Jerilderie then an obscure place, remote and little known, leaped into notoriety on Monday, February 10, 1879, when the notorious Kelly gang held up the township, cut off the telegraph wires and looted the branch of the Bank of New South Wales. At that time I was a telegraphist at Deniliquin, and it was one of my duties to travel and restore interrupted communication. Jerilderie was my boundary in that direction.

"There were two wires from Deniliquin to Sydney; the line passed Jerilderie about a mile away; thence a loop-line led into Jerilderie post-office, two wires in and two out, making four wires on the poles of the loop line.

"About 10 a.m. a cross occurred on the lines, and we had to cast one free to get circuit with Sydney. We could not raise Jerilderie, and all day long called unavailingly. I told Sydney there must be something seriously wrong there, as Mr Jefferson (the postmaster) was never known to be out of call. I went off duty at 8.15p.m. and was just preparing for bed at home when my brother (one of the staff) entered in a state of great excitement, saying, "The Kellys have stuck up Jerilderie and cut the lines, and you have to start out and repair them in the morning'

"I dressed and went down town, and found police installed in the telegraph office, and the whole town violently excited. Six mounted troopers were despatched about midnight to Tocumwal, with a view of intercepting the Kellys crossing the Murray. The news has been brought in by Mr Lyving, the bank clerk, who escaped, and getting a horse reached Deniliquin about 9pm. The telegraph line soon after became O.K., and more details were obtained.

On Tuesday morning Mr Buckley (the S.M) and myself were near the Jerilderie line instrument, and heard Sir Henry Parkes (Colonial Secretary) and Mr Saul Samuel (PMG) instructing Mr Jefferson that he would be relieved at once and sent to Albury, as the Kellys had threatened to return and shoot him if he fixed up the wires before next day, as Jefferson had disregarded the threat and fixed up as soon as the Kellys left. It was deemed dangerous to leave him there. Mr J protested strongly, preferring to remain and see it out, but the authorities were firm, so then he said if he had to go he would rather be sent to Deniliquin, where his parents lived.
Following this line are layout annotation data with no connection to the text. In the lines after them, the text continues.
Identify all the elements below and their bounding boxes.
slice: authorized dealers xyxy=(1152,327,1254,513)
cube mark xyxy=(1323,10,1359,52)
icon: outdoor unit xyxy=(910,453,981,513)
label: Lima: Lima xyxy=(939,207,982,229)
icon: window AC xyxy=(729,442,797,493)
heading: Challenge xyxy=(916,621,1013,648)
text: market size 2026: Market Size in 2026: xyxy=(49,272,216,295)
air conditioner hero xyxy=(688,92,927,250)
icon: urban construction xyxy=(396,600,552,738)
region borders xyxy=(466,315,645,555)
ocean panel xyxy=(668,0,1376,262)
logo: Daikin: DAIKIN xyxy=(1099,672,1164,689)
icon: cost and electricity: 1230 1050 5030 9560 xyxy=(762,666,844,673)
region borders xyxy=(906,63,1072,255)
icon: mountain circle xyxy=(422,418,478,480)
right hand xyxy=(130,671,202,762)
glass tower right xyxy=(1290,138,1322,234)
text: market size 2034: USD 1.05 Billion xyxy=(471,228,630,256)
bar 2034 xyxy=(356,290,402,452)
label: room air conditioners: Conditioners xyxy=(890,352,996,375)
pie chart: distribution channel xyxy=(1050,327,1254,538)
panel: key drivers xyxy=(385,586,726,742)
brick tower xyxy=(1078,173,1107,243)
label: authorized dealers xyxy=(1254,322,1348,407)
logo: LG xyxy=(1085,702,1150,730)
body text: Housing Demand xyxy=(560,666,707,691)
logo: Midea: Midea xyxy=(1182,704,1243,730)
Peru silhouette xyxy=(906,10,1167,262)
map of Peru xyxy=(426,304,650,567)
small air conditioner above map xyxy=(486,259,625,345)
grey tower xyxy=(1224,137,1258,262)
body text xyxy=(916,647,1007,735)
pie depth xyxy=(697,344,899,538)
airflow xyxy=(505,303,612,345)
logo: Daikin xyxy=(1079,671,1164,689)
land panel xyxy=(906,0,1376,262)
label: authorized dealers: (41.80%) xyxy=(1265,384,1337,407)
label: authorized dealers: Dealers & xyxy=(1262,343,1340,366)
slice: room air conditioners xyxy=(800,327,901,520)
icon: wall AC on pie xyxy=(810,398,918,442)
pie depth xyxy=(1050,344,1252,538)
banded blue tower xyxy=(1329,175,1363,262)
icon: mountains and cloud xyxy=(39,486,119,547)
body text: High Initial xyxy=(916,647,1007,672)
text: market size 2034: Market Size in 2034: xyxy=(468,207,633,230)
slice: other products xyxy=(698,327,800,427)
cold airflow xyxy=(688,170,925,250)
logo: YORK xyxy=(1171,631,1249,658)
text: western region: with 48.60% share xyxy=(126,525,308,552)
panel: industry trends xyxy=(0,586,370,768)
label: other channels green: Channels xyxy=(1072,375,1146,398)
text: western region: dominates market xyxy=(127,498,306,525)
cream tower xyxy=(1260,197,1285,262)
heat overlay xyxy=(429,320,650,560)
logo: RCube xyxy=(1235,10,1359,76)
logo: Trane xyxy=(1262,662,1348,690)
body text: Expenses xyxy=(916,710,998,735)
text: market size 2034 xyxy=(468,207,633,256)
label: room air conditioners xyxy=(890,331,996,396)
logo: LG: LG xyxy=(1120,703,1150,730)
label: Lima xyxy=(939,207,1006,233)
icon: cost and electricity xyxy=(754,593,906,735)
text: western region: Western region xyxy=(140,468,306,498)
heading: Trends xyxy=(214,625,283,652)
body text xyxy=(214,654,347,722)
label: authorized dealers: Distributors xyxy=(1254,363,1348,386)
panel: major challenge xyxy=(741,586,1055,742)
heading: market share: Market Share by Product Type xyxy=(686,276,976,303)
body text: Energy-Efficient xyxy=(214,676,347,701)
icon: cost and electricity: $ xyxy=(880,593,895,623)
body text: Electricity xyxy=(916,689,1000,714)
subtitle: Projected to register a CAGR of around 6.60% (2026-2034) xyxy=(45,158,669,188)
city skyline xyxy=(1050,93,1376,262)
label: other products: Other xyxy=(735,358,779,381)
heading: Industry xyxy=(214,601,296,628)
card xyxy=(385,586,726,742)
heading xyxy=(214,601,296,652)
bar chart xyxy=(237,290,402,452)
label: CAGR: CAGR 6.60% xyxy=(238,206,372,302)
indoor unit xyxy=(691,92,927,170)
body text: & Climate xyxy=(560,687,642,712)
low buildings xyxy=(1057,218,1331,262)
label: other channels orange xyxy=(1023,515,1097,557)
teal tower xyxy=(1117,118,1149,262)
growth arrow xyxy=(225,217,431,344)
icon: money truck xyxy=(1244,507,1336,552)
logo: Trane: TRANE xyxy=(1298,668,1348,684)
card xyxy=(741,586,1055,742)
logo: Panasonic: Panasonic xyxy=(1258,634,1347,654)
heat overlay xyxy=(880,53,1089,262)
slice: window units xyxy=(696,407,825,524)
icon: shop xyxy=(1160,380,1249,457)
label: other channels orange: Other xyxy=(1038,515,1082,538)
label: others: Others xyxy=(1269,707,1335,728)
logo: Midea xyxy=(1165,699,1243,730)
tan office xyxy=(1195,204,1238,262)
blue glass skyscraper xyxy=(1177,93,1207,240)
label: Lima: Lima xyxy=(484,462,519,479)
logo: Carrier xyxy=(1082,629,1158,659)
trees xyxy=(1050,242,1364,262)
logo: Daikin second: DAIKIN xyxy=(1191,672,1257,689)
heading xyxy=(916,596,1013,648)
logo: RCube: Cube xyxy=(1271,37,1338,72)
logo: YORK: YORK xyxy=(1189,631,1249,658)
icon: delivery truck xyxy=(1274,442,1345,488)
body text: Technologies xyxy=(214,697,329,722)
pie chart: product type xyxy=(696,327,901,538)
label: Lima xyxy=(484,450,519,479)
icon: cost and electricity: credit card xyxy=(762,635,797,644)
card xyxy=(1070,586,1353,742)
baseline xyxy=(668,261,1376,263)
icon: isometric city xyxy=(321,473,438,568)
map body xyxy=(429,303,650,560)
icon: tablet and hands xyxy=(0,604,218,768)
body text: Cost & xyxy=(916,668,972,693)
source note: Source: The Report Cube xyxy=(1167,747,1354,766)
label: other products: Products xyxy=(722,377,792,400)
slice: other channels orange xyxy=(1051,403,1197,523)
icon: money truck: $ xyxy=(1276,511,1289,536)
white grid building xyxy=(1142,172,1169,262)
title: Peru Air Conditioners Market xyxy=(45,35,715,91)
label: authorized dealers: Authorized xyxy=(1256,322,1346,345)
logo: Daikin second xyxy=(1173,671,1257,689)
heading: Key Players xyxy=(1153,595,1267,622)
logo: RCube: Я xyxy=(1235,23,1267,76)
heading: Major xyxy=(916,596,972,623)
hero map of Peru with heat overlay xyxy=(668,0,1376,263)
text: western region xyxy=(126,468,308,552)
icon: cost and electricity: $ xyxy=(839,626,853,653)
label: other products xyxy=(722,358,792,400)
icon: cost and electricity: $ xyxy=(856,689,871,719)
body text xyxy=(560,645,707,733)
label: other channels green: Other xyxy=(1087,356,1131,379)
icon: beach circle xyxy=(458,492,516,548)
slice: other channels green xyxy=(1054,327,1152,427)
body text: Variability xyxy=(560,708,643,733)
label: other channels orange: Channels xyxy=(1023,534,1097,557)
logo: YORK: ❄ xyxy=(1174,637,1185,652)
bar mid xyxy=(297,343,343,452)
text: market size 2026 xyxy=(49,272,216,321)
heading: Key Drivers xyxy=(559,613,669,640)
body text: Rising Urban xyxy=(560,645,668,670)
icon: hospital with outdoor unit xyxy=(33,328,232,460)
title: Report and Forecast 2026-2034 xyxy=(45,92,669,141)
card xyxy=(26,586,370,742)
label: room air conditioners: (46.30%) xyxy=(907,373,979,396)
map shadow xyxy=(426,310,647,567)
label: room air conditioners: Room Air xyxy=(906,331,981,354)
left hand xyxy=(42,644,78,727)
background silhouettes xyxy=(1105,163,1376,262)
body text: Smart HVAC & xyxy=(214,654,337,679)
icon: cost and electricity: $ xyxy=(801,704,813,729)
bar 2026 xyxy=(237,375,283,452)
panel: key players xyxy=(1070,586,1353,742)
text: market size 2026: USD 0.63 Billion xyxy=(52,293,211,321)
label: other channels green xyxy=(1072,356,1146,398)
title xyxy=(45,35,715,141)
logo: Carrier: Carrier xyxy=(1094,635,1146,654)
Then Deniliquin was called, and asked if anyone could be sent from there. Mr Buckley replied that Mr PA Dunne could be sent. Instructions were at once given for Mr Dunne to go by the first coach, and remain in charge till the Kellys were caught.
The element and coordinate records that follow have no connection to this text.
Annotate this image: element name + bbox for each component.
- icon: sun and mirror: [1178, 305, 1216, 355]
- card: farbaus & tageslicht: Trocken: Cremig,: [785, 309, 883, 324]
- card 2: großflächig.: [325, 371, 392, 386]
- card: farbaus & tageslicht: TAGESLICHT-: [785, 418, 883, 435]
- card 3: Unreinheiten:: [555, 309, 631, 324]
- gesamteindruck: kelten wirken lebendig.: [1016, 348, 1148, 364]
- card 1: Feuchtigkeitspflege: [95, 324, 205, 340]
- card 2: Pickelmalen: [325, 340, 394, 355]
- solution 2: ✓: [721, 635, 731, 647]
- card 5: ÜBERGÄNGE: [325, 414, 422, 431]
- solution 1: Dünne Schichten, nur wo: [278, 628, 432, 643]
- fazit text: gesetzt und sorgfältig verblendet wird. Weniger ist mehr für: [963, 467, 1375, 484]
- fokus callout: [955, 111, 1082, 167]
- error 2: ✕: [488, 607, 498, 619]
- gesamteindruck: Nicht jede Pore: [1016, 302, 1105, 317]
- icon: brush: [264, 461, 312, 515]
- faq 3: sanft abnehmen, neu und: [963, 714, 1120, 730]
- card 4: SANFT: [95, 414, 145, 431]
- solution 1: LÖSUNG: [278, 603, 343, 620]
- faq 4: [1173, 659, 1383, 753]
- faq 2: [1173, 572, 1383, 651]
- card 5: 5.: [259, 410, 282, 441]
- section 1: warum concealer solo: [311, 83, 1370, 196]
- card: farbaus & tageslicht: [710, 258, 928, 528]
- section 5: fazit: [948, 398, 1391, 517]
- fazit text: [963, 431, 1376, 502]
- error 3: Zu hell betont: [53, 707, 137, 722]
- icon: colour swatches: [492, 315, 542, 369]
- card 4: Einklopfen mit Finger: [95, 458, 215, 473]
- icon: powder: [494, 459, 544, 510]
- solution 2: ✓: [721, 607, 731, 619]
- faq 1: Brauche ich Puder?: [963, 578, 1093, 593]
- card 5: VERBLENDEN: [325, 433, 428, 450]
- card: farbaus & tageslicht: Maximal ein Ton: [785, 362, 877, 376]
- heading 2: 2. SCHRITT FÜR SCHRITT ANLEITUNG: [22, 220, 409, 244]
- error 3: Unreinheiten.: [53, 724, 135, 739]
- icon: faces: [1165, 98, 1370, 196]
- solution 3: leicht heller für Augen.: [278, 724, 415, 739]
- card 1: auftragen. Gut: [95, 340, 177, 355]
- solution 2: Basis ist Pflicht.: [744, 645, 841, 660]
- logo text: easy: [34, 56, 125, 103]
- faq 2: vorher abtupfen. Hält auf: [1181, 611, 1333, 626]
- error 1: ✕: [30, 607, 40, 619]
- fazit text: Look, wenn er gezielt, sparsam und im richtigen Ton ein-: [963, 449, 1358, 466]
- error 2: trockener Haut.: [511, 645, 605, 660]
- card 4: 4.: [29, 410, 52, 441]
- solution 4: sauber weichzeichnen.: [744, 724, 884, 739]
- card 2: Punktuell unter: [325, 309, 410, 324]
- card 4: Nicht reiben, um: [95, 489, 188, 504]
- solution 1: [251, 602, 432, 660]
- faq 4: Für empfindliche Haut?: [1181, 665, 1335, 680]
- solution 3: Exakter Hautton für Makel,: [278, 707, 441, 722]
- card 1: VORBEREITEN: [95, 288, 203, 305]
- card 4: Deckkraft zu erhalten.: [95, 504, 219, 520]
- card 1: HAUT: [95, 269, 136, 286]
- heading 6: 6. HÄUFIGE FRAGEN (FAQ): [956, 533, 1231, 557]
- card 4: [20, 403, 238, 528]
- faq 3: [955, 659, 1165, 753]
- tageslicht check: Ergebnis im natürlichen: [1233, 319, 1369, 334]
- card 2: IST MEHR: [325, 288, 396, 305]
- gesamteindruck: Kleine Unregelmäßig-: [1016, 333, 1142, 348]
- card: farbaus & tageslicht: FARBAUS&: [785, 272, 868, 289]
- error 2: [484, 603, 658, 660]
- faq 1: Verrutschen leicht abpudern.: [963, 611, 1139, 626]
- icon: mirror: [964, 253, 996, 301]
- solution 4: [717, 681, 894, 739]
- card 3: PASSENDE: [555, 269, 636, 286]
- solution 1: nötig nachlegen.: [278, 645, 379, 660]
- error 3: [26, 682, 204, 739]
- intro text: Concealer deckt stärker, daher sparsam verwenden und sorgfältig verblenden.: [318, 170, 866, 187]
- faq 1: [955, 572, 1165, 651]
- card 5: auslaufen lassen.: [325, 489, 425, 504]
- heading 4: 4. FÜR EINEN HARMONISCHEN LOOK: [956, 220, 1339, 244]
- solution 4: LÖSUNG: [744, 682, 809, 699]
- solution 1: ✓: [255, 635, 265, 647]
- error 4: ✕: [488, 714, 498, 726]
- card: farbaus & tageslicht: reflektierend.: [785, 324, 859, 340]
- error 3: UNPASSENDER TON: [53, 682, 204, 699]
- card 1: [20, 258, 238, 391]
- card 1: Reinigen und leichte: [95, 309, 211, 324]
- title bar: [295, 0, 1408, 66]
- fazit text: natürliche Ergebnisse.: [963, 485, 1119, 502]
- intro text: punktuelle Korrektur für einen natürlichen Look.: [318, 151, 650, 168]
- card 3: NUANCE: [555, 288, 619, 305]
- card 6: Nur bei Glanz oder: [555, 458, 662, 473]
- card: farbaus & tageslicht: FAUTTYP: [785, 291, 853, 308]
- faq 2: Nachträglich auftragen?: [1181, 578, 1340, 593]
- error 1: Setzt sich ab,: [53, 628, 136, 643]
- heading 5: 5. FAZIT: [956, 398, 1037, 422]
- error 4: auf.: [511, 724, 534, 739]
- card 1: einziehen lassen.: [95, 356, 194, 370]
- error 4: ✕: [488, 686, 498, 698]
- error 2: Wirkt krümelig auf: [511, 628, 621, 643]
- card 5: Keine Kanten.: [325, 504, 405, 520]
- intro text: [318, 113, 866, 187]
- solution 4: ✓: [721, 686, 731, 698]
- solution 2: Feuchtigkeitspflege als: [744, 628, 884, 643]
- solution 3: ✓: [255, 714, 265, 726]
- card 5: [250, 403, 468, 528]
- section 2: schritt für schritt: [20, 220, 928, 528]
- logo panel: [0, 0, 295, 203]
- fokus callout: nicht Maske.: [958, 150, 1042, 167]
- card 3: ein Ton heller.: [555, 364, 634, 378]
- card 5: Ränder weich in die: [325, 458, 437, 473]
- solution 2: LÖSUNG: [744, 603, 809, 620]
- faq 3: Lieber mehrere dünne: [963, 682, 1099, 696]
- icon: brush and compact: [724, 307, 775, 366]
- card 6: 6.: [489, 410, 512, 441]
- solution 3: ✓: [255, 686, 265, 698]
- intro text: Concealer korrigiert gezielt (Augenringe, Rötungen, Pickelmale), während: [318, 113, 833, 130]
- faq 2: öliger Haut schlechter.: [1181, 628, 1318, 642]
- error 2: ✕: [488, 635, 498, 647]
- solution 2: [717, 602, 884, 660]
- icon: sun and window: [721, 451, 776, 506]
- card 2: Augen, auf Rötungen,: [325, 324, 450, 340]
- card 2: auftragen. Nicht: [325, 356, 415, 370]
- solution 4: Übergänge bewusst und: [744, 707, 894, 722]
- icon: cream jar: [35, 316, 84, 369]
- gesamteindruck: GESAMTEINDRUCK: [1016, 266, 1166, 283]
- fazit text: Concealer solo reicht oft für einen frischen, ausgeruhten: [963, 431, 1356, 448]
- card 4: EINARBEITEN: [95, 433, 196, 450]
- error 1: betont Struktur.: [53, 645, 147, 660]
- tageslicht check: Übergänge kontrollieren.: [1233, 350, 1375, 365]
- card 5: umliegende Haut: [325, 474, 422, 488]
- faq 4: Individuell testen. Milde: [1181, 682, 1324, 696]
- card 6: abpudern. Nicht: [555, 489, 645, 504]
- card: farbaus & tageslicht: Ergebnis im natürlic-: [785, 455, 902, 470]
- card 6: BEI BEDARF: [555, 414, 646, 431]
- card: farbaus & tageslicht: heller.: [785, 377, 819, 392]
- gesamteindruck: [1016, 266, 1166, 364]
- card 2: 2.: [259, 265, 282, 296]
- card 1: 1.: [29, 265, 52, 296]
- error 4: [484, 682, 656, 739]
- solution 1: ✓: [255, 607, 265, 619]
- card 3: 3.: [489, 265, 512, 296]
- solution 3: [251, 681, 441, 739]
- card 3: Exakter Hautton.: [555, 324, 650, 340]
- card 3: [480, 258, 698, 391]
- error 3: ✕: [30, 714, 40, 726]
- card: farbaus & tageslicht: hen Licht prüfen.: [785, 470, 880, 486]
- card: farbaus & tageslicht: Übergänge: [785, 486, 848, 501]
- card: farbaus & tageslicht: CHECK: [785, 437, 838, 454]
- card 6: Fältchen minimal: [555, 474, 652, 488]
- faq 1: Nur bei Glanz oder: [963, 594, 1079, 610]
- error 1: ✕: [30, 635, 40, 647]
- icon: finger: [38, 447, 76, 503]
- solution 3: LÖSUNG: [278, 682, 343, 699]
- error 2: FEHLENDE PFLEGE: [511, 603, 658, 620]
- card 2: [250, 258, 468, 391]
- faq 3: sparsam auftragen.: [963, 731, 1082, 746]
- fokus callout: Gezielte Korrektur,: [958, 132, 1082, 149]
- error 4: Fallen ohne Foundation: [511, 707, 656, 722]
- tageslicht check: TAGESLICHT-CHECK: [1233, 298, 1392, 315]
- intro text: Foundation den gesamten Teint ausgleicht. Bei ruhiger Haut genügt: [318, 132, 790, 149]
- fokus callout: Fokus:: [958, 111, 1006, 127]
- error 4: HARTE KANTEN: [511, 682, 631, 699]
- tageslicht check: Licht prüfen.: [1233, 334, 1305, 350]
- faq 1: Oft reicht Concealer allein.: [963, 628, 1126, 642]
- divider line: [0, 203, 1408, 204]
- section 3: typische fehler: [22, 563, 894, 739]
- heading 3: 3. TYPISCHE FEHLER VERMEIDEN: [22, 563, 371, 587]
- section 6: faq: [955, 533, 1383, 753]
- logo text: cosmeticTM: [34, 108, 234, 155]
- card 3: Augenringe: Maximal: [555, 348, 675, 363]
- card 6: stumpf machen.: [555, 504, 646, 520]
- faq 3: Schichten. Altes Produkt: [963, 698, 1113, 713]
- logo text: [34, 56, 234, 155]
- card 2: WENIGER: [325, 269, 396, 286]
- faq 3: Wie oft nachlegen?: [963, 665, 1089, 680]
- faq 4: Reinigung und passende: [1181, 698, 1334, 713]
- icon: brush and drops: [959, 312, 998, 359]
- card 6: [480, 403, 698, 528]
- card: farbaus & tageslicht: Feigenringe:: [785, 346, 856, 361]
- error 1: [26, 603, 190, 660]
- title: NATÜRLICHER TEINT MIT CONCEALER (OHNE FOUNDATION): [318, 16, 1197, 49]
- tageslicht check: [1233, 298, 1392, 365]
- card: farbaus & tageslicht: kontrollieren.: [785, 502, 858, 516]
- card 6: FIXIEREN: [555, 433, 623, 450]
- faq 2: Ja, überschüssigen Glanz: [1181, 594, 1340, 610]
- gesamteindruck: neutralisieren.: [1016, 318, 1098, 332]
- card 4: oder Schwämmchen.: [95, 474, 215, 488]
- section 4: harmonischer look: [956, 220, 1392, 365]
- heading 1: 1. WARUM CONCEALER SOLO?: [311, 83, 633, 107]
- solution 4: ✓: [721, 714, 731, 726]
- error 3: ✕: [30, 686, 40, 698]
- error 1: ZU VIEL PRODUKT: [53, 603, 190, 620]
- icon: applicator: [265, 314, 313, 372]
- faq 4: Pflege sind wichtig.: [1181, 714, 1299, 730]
"I made hasty preparation, and jumped into Cobb's coach at the post-office. Trooper O'Connell (afterwards a Silverton magnate) was on the box seat in uniform, with a shooting iron to protect the specie of the Bank of New South Wales, which Mr Forrester, the manager, had placed in the boot of the coach, to replace the coins stolen by the Kellys. Mr Lyving, the bank clerk from Jerilderie, was also on the box. I was inside, and we departed amidst the cheers of assembled crows.

"We picked up Mr Ralph Powell, manager for Cobb and Co, at the 13-mile and bowled along till approaching Coree, we met a horseman with a full head of steam on. It was Mr Michael Curtin, of Jerilderie, who happened to be away from home, and missed the Kellys when they called at his place to avenge some grievance, so he decided to have come more 'away from home.' Hence our meeting. He told us we were big fools to be going to where we were certain to be shot. Then he galloped away in the direction of Deniliquin. When abreast of Coree woolshed two horsemen with guns were spied coming to meet us. Then our teeth went on edge. The trooper brought his carbine to the 'Present,' the driver flicked the silk amongst the leaders, and the inside passengers gazed intently from each door as we travelled on, wondering what was going to happen. The horsemen proved to be Mr Powell, stock agent, and a groom from the Royal Hotel, Jerilderie, who came out to escort us into Jerilderie, which was about 13 miles from there.

"After we got going again Ralph Powell protested against namesake jogging along beside us with a loaded gun pointed straight in our direction, saying, "It's more dangerous to have your escort than to meet the Kellys." Powell's horse turned a complete summersault on Bunyip Plain.